5. What ACE’s Full System Looks Like

From the extracted text, ACE’s system always produces:

Bullet-style “playbook” context

Delta updates instead of rewrites

A modular pipeline that evolves this playbook

Think of it as:

A knowledge base that grows knowledge like Git, through patches, not rewrites.

6. How They Tested ACE

The paper evaluates ACE by:

  1. Plugging ACE into existing LLM agent tasks

  2. Measuring performance over multi-step missions

  3. Comparing it to:

    • Static prompts

    • Full-rewrite self-improving prompts

    • Other reflection-based methods

ACE was tested on:

  • AppWorld (agent benchmark)

  • Domain-specific reasoning tasks (e.g., finance)

They also tested:

  • ability to accumulate expertise

  • robustness over long sequences

  • resistance to context collapse

7. Results

1. ACE enables powerful self-improving agents

  • ACE improves AppWorld accuracy by up to +17.1% simply by refining the agent’s input context.

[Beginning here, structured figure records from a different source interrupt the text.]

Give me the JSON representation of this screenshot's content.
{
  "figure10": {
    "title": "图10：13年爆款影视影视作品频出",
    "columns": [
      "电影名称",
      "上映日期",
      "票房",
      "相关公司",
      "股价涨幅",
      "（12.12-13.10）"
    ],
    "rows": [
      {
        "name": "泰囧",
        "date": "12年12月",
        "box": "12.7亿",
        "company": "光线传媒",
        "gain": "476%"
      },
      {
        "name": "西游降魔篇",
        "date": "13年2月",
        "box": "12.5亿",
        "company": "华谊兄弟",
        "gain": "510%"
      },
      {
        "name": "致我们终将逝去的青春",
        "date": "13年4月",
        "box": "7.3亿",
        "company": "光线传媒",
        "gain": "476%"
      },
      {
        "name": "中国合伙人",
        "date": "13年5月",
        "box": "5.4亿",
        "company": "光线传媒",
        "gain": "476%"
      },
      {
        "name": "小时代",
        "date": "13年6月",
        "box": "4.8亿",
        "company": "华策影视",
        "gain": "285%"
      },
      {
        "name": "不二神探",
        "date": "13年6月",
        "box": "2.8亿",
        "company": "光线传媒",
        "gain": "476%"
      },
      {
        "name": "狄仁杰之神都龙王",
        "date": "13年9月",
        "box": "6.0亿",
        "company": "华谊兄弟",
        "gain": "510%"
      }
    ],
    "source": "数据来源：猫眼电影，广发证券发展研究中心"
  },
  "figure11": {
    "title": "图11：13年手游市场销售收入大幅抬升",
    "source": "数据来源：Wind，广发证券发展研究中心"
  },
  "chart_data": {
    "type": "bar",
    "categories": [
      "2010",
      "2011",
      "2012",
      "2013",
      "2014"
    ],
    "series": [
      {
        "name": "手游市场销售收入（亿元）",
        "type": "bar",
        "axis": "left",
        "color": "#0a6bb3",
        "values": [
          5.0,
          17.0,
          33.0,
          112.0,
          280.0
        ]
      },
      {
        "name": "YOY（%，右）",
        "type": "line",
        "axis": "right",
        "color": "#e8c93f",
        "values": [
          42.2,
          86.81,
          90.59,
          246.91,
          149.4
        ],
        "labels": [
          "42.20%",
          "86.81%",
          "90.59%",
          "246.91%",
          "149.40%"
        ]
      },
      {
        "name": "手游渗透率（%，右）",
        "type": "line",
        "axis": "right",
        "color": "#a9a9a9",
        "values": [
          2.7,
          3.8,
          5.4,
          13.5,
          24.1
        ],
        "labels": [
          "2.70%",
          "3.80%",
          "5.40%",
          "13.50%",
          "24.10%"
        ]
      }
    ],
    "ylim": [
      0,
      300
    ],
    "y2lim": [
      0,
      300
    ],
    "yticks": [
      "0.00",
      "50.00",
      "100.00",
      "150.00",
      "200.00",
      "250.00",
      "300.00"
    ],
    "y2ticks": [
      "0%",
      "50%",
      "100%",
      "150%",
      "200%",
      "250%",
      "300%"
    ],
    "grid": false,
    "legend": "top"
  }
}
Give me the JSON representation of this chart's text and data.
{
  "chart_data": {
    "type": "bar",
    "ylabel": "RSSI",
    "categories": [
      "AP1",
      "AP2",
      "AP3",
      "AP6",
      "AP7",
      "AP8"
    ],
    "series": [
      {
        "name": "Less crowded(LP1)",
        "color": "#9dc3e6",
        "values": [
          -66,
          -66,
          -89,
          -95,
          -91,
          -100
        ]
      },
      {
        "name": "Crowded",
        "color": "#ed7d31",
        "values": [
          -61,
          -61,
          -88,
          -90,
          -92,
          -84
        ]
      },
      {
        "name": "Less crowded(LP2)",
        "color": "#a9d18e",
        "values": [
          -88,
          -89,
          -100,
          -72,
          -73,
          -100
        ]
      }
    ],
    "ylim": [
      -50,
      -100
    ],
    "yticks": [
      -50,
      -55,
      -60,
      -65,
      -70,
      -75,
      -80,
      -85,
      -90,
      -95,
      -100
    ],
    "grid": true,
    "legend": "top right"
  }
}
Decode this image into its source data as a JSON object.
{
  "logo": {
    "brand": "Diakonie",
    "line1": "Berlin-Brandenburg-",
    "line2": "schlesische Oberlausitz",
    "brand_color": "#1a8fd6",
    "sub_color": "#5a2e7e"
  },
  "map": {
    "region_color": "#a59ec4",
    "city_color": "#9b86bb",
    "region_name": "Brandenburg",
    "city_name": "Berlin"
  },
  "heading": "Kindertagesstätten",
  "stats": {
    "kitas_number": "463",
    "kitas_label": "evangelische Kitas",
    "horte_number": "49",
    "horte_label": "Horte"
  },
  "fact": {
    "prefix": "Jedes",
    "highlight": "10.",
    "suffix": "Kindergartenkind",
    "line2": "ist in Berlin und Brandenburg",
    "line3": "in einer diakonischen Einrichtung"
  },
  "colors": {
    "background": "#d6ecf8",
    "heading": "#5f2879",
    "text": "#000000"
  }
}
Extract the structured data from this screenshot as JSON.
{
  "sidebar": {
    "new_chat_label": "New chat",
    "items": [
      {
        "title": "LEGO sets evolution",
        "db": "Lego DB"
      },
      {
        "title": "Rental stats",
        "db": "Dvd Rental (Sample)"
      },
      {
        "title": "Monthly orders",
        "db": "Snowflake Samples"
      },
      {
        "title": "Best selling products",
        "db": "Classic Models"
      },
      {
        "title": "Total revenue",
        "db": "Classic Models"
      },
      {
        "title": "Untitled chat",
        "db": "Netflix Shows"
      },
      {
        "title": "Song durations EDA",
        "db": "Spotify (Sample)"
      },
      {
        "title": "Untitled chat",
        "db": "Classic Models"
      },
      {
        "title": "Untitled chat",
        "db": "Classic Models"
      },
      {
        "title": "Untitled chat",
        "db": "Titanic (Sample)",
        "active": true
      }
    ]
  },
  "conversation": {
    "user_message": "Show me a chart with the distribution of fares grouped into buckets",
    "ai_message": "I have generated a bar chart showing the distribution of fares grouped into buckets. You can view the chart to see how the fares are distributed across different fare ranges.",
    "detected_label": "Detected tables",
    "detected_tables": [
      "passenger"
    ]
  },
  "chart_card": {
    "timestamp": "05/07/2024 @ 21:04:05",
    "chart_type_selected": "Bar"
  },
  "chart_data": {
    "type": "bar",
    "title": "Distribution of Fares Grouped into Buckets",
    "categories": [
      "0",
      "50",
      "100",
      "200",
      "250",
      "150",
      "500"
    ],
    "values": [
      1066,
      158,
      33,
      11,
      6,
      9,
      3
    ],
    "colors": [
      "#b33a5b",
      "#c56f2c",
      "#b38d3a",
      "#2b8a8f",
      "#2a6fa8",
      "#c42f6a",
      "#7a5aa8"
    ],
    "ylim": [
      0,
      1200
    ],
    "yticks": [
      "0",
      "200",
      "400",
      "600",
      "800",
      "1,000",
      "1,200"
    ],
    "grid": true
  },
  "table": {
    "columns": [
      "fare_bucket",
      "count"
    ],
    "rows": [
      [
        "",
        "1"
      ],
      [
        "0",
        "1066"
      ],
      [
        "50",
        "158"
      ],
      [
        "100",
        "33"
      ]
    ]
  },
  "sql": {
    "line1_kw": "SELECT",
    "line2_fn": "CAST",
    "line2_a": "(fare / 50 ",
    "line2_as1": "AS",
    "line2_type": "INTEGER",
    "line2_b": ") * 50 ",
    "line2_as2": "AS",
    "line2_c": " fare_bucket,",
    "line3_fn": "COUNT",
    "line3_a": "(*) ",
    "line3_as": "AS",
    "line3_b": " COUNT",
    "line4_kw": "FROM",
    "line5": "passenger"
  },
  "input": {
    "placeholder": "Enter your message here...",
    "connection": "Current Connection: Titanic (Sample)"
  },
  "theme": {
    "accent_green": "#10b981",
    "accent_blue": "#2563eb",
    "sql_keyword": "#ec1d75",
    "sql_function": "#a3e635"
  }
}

  • It uses execution feedback only (no ground-truth labels needed).

  • A smaller open-source model with ACE matches or surpasses the top proprietary system on the AppWorld leaderboard.

Takeaway:

ACE can turn a weaker model into a top-tier agent purely through better context engineering.

2. Large Gains in Specialized Domains

On financial reasoning benchmarks (FiNER and Formula):

  • ACE improves accuracy by +8.6% on average over strong prompt-optimization baselines.

  • ACE constructs comprehensive domain playbooks capturing financial concepts, XBRL rules, and reusable strategies.

Takeaway:

ACE is especially strong when tasks require deep domain expertise, not just general reasoning.

3. ACE’s design choices actually matter

Ablations show that components like:

  • the Reflector (which extracts lessons), and

  • multi-epoch refinement (revisiting data multiple times)

each contribute meaningfully to the final performance.

Takeaway:

The system works because of its structure.

4. ACE is dramatically cheaper and faster

ACE reduces adaptation cost across the board:

  • 82.3% lower latency and 75.1% fewer rollouts than GEPA (AppWorld, offline)

  • 91.5% lower adaptation latency and 83.6% lower token cost than Dynamic Cheatsheet (FiNER, online)

Takeaway:

ACE scales cheaply and is practical for real deployments.